5. Neural Networks Do It Too

A critic might ask: “Okay, RFMs do this, but do Neural Networks really do the same thing?”

The authors show that yes, they do. They trained standard fully-connected neural networks on the same tasks and analyzed the weights of the first layer. They calculated the Neural Feature Matrix (NFM), which is essentially the covariance of the weights (\(W^T W\)).

According to the Neural Feature Ansatz, this NFM should look like the AGOP.

Neural Feature Ansatz equation stating the proportionality between weights and AGOP.

When they visualized these neural network features, the resemblance was uncanny.

Figure 6. Neural Feature Matrices (NFM) and NN AGOPs showing the same striped patterns as RFM.

Just like the RFM, the Neural Network learns block-circulant features for addition. And just like the RFM, when you reorder the Neural Network’s features for multiplication using the discrete log, the stripes appear.

This confirms that Neural Networks and Recursive Feature Machines are converging to the same algorithmic solution.


6. The Algorithm: Fourier Multiplication

Why do both models converge to these “striped” circulant matrices? What algorithm are they actually implementing?

The paper proposes that the models are learning the Fourier Multiplication Algorithm (FMA).

In signal processing, a fundamental theorem states that convolution in the time domain is equivalent to multiplication in the frequency domain. Circulant matrices are operators that perform circular convolution. By learning these matrices, the models are effectively performing a Discrete Fourier Transform (DFT) on the input data.

The paper proves mathematically that a kernel predictor using these specific circulant features is equivalent to computing the answer via Fourier transforms:

Equation for Fourier Multiplication Algorithm for modular addition.

In simple terms:

  1. The model uses learned features to convert the input numbers into “frequencies” (DFT).
  2. It combines these frequencies (element-wise product).
  3. It converts the result back to get the answer.

This is a highly efficient way to solve modular arithmetic, and both the Kernel Machine and the Neural Network discover it automatically.


7. Validating the Discovery

If the “secret sauce” is simply these circulant features, we should be able to “inject” them into a model and see instant learning.

The researchers tested this hypothesis.
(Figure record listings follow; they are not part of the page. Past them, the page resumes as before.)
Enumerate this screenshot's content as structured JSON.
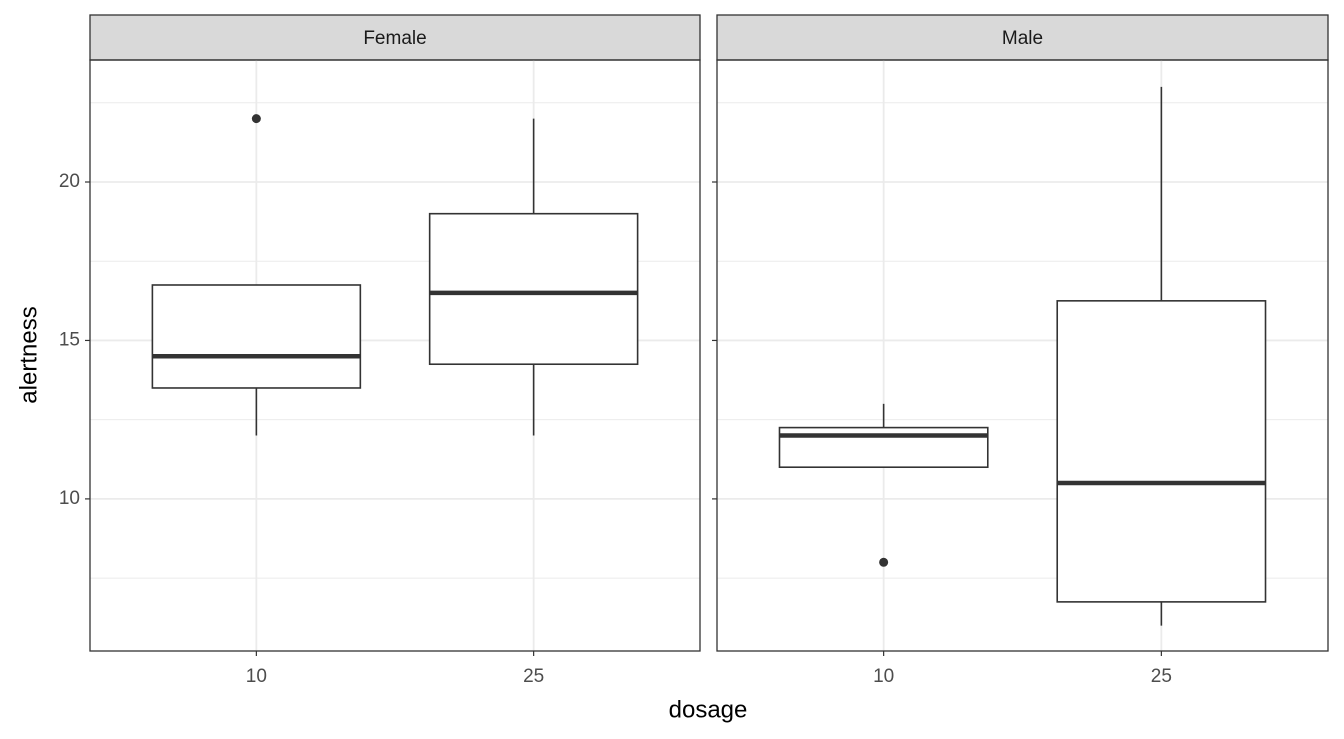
{
  "chart_data": {
    "type": "boxplot",
    "x_label": "dosage",
    "y_label": "alertness",
    "ylim": [
      5.2,
      23.85
    ],
    "yticks": [
      10,
      15,
      20
    ],
    "minor_yticks": [
      7.5,
      12.5,
      17.5,
      22.5
    ],
    "grid": true,
    "color": "#333333",
    "facets": [
      {
        "title": "Female",
        "categories": [
          "10",
          "25"
        ],
        "boxes": [
          {
            "whislo": 12,
            "q1": 13.5,
            "med": 14.5,
            "q3": 16.75,
            "whishi": 16.75,
            "outliers": [
              22
            ]
          },
          {
            "whislo": 12,
            "q1": 14.25,
            "med": 16.5,
            "q3": 19,
            "whishi": 22,
            "outliers": []
          }
        ]
      },
      {
        "title": "Male",
        "categories": [
          "10",
          "25"
        ],
        "boxes": [
          {
            "whislo": 11,
            "q1": 11,
            "med": 12,
            "q3": 12.25,
            "whishi": 13,
            "outliers": [
              8
            ]
          },
          {
            "whislo": 6,
            "q1": 6.75,
            "med": 10.5,
            "q3": 16.25,
            "whishi": 23,
            "outliers": []
          }
        ]
      }
    ]
  }
}
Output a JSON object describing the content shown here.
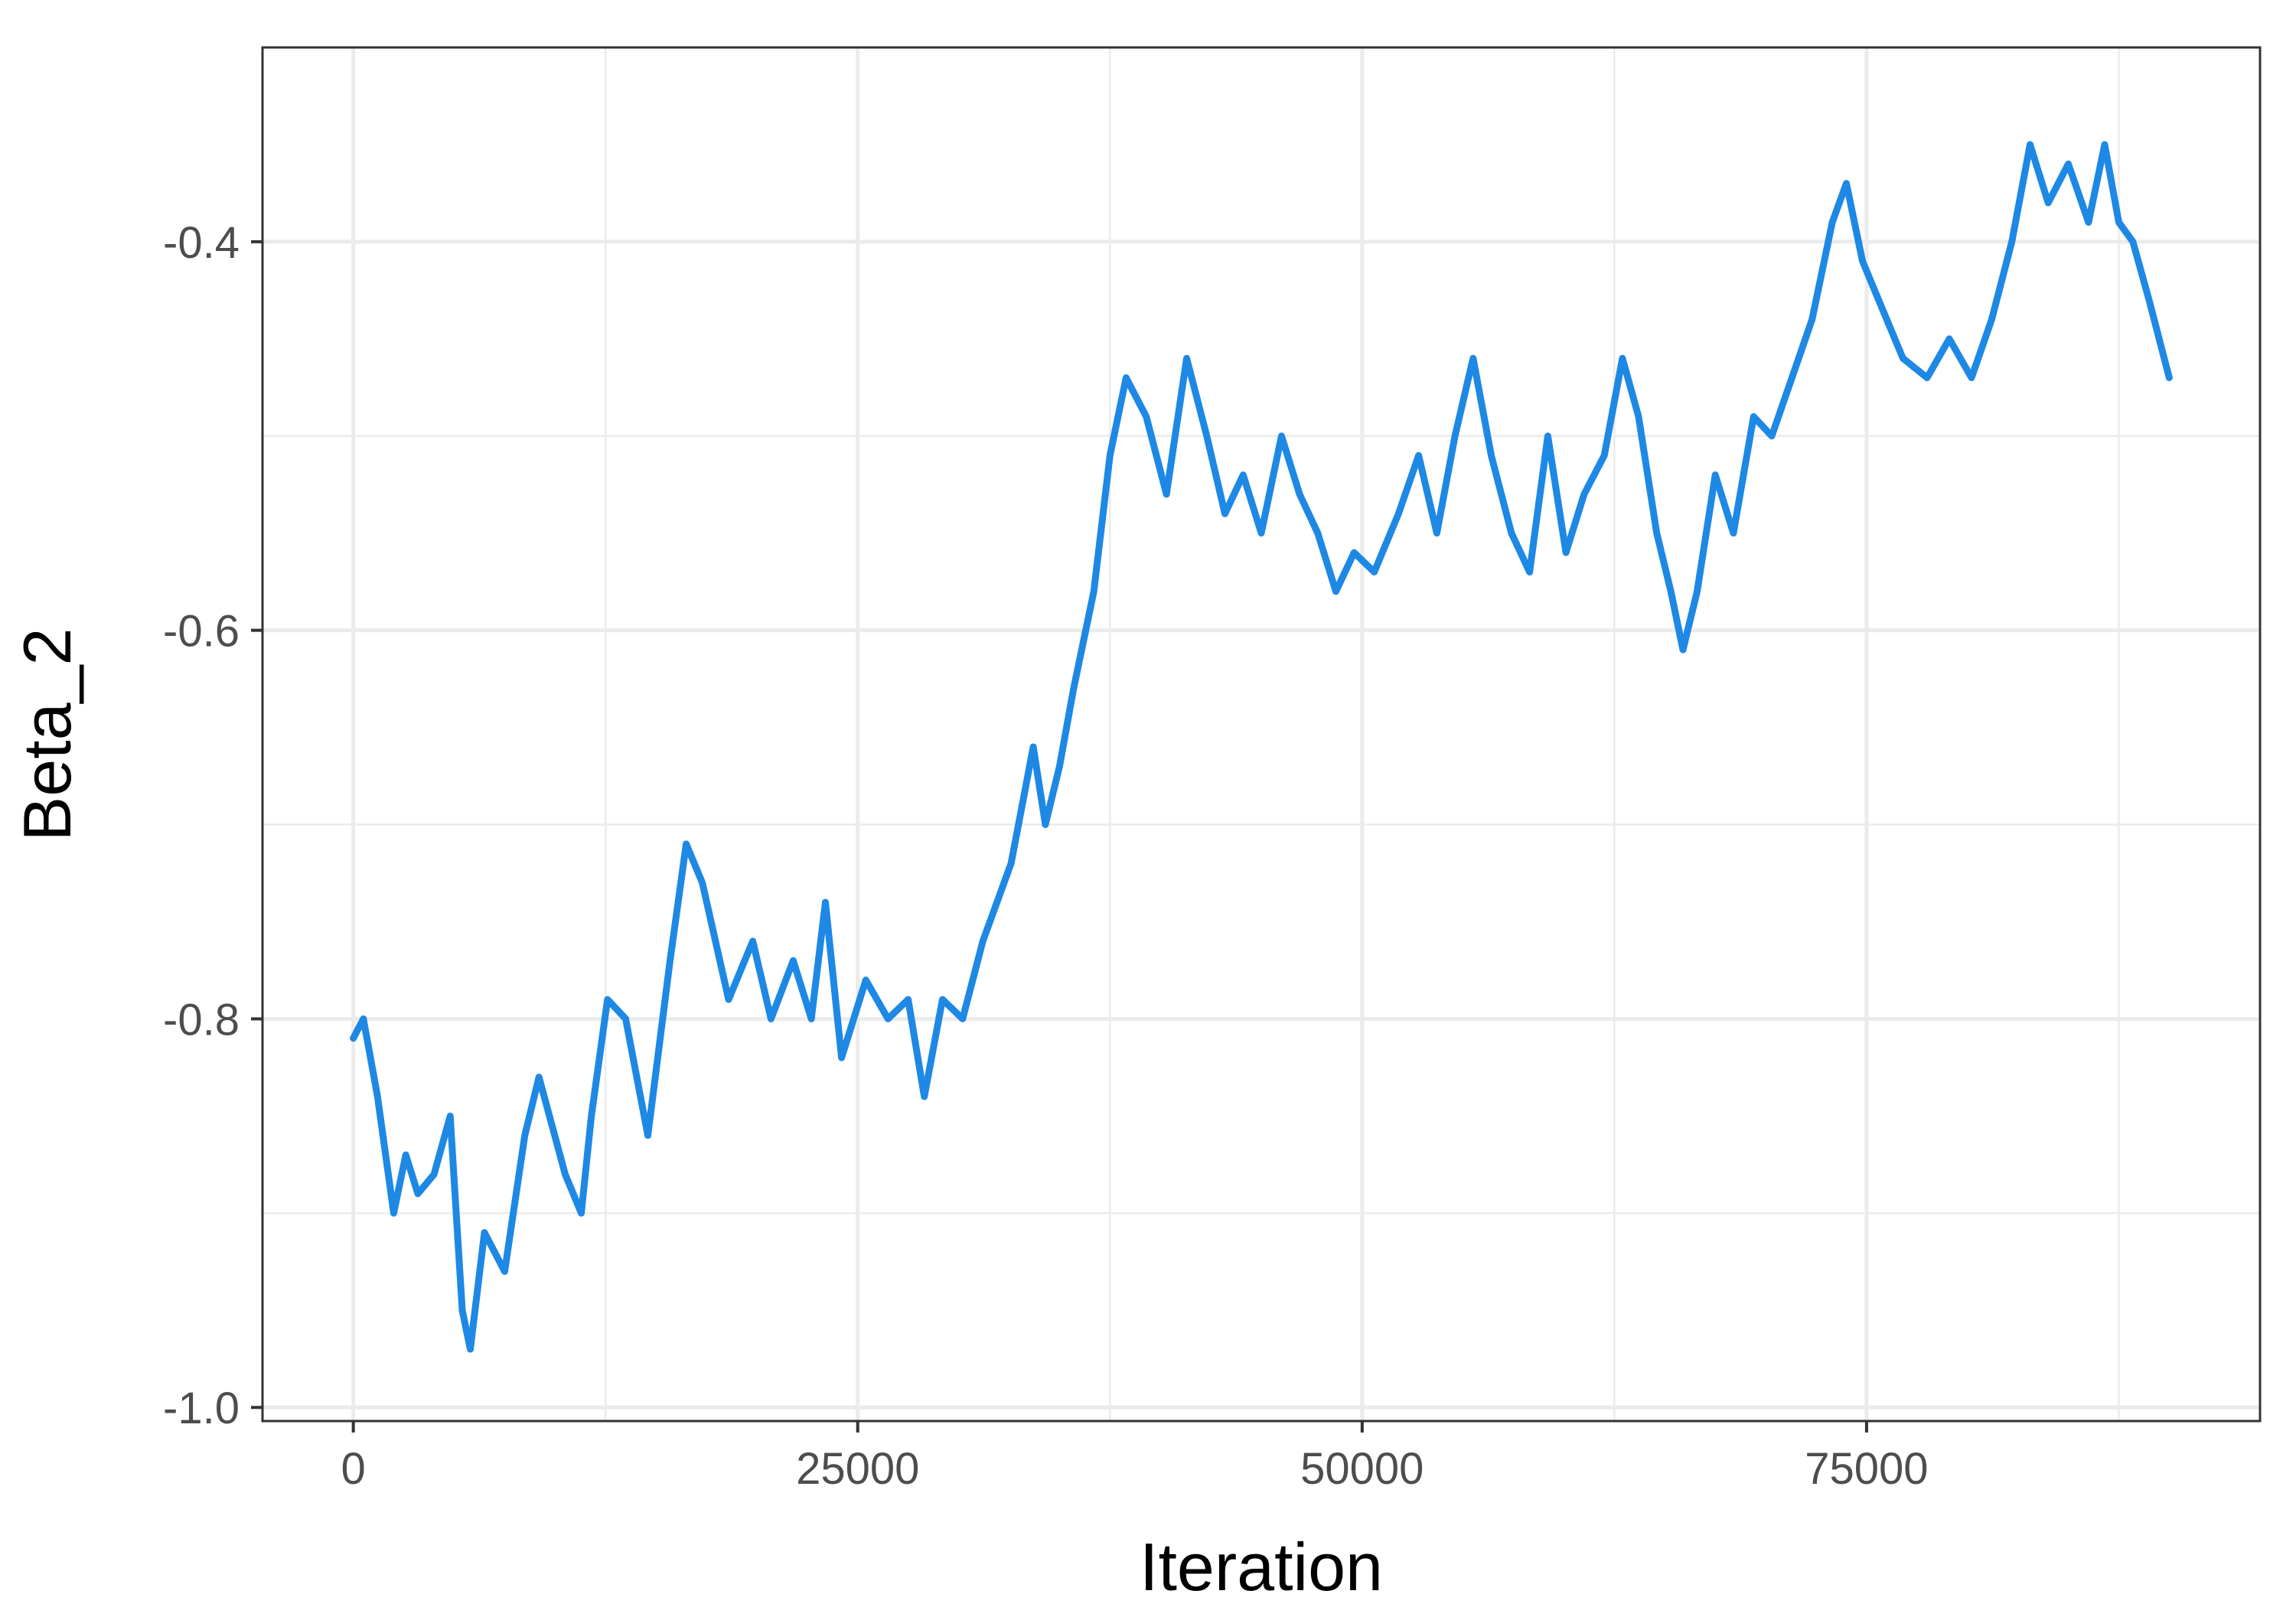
{
  "chart_data": {
    "type": "line",
    "title": "",
    "xlabel": "Iteration",
    "ylabel": "Beta_2",
    "xlim": [
      -4500,
      94500
    ],
    "ylim": [
      -1.007,
      -0.3
    ],
    "x_ticks": [
      0,
      25000,
      50000,
      75000
    ],
    "x_tick_labels": [
      "0",
      "25000",
      "50000",
      "75000"
    ],
    "y_ticks": [
      -1.0,
      -0.8,
      -0.6,
      -0.4
    ],
    "y_tick_labels": [
      "-1.0",
      "-0.8",
      "-0.6",
      "-0.4"
    ],
    "grid": true,
    "series": [
      {
        "color": "#1E88E5",
        "x": [
          0,
          500,
          1200,
          2000,
          2600,
          3200,
          4000,
          4800,
          5400,
          5800,
          6500,
          7500,
          8500,
          9200,
          10500,
          11300,
          11800,
          12600,
          13500,
          14600,
          15700,
          16500,
          17300,
          18600,
          19800,
          20700,
          21800,
          22700,
          23400,
          24200,
          25400,
          26500,
          27500,
          28300,
          29200,
          30200,
          31200,
          32600,
          33700,
          34300,
          35000,
          35700,
          36700,
          37500,
          38300,
          39300,
          40300,
          41300,
          42300,
          43200,
          44100,
          45000,
          46000,
          46900,
          47800,
          48700,
          49600,
          50600,
          51800,
          52800,
          53700,
          54600,
          55500,
          56400,
          57400,
          58300,
          59200,
          60100,
          61000,
          62000,
          62900,
          63700,
          64600,
          65300,
          65900,
          66600,
          67500,
          68400,
          69400,
          70300,
          71300,
          72300,
          73300,
          74000,
          74800,
          75600,
          76800,
          78000,
          79100,
          80200,
          81200,
          82200,
          83100,
          84000,
          85000,
          86000,
          86800,
          87500,
          88200,
          89000,
          90000
        ],
        "y": [
          -0.81,
          -0.8,
          -0.84,
          -0.9,
          -0.87,
          -0.89,
          -0.88,
          -0.85,
          -0.95,
          -0.97,
          -0.91,
          -0.93,
          -0.86,
          -0.83,
          -0.88,
          -0.9,
          -0.85,
          -0.79,
          -0.8,
          -0.86,
          -0.77,
          -0.71,
          -0.73,
          -0.79,
          -0.76,
          -0.8,
          -0.77,
          -0.8,
          -0.74,
          -0.82,
          -0.78,
          -0.8,
          -0.79,
          -0.84,
          -0.79,
          -0.8,
          -0.76,
          -0.72,
          -0.66,
          -0.7,
          -0.67,
          -0.63,
          -0.58,
          -0.51,
          -0.47,
          -0.49,
          -0.53,
          -0.46,
          -0.5,
          -0.54,
          -0.52,
          -0.55,
          -0.5,
          -0.53,
          -0.55,
          -0.58,
          -0.56,
          -0.57,
          -0.54,
          -0.51,
          -0.55,
          -0.5,
          -0.46,
          -0.51,
          -0.55,
          -0.57,
          -0.5,
          -0.56,
          -0.53,
          -0.51,
          -0.46,
          -0.49,
          -0.55,
          -0.58,
          -0.61,
          -0.58,
          -0.52,
          -0.55,
          -0.49,
          -0.5,
          -0.47,
          -0.44,
          -0.39,
          -0.37,
          -0.41,
          -0.43,
          -0.46,
          -0.47,
          -0.45,
          -0.47,
          -0.44,
          -0.4,
          -0.35,
          -0.38,
          -0.36,
          -0.39,
          -0.35,
          -0.39,
          -0.4,
          -0.43,
          -0.47
        ]
      }
    ]
  }
}
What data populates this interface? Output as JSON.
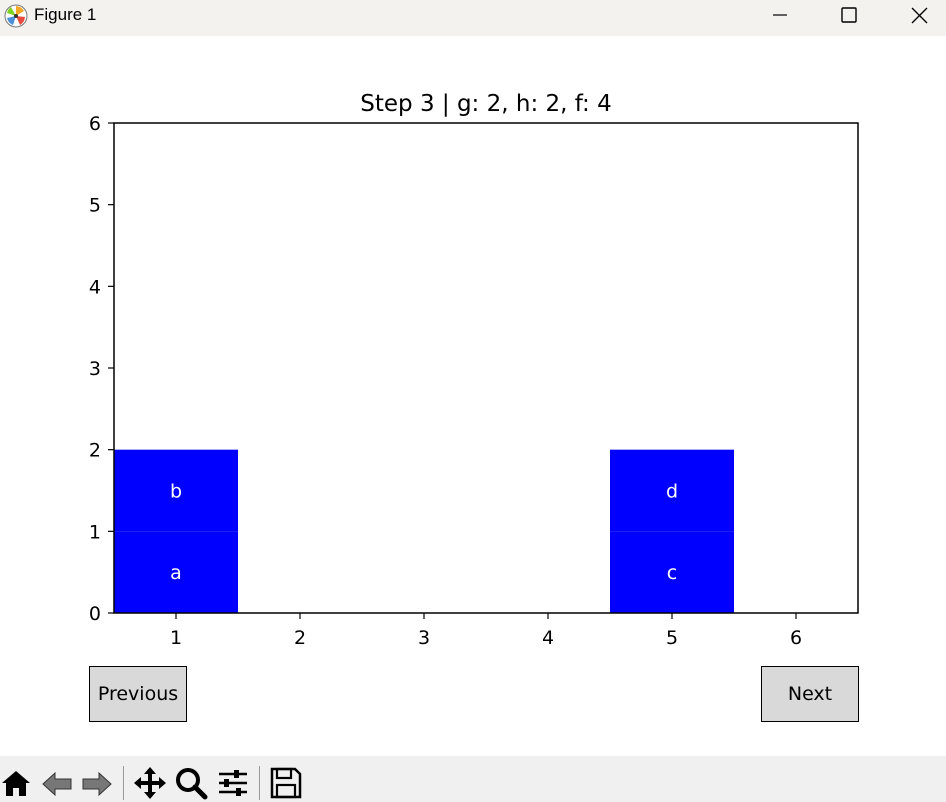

They took a standard kernel machine (which usually cannot learn this task) and manually transformed the input data using random circulant matrices. They didn’t even train the features—they just forced the structure.

Figure 4. Random circulant features allow standard kernels to generalize instantly (orange line), beating learned features (green line).

The result (Figure 4, Orange Line) is striking. The model with fixed random circulant features generalizes almost immediately. It doesn’t need to grok. The grokking process we usually see is simply the time it takes for the model to “find” and build these circulant features from scratch. Once the structure is there, the problem is easy.


8. Conclusion and Key Takeaways

This paper offers a refreshing and demystifying look at AI “magic.” Here are the big takeaways for students and researchers:

  1. Grokking isn’t magic: It is a visible side-effect of a model slowly learning the correct features (representation learning) while the readout metric (accuracy) remains insensitive to those partial improvements.
  2. It’s not just Deep Learning: The fact that Kernel Machines (via RFM) exhibit grokking proves that this is a fundamental property of learning from data, not just a quirk of backpropagation or neural architectures.
  3. Structure matters: The models aren’t memorizing answers; they are discovering profound mathematical structures (Fourier transforms, Discrete Logs) to solve the tasks efficiently.
  4. We can measure the invisible: By using better metrics like AGOP alignment or Circulant Deviation, we can see “hidden progress” that standard loss and accuracy curves miss.

By stripping away the complexity of neural networks and using the more interpretable Recursive Feature Machine, these researchers have provided a clear window into how machines learn to reason about abstract mathematics. The “sudden” emergence of intelligence is actually the result of a long, steady, and structured journey.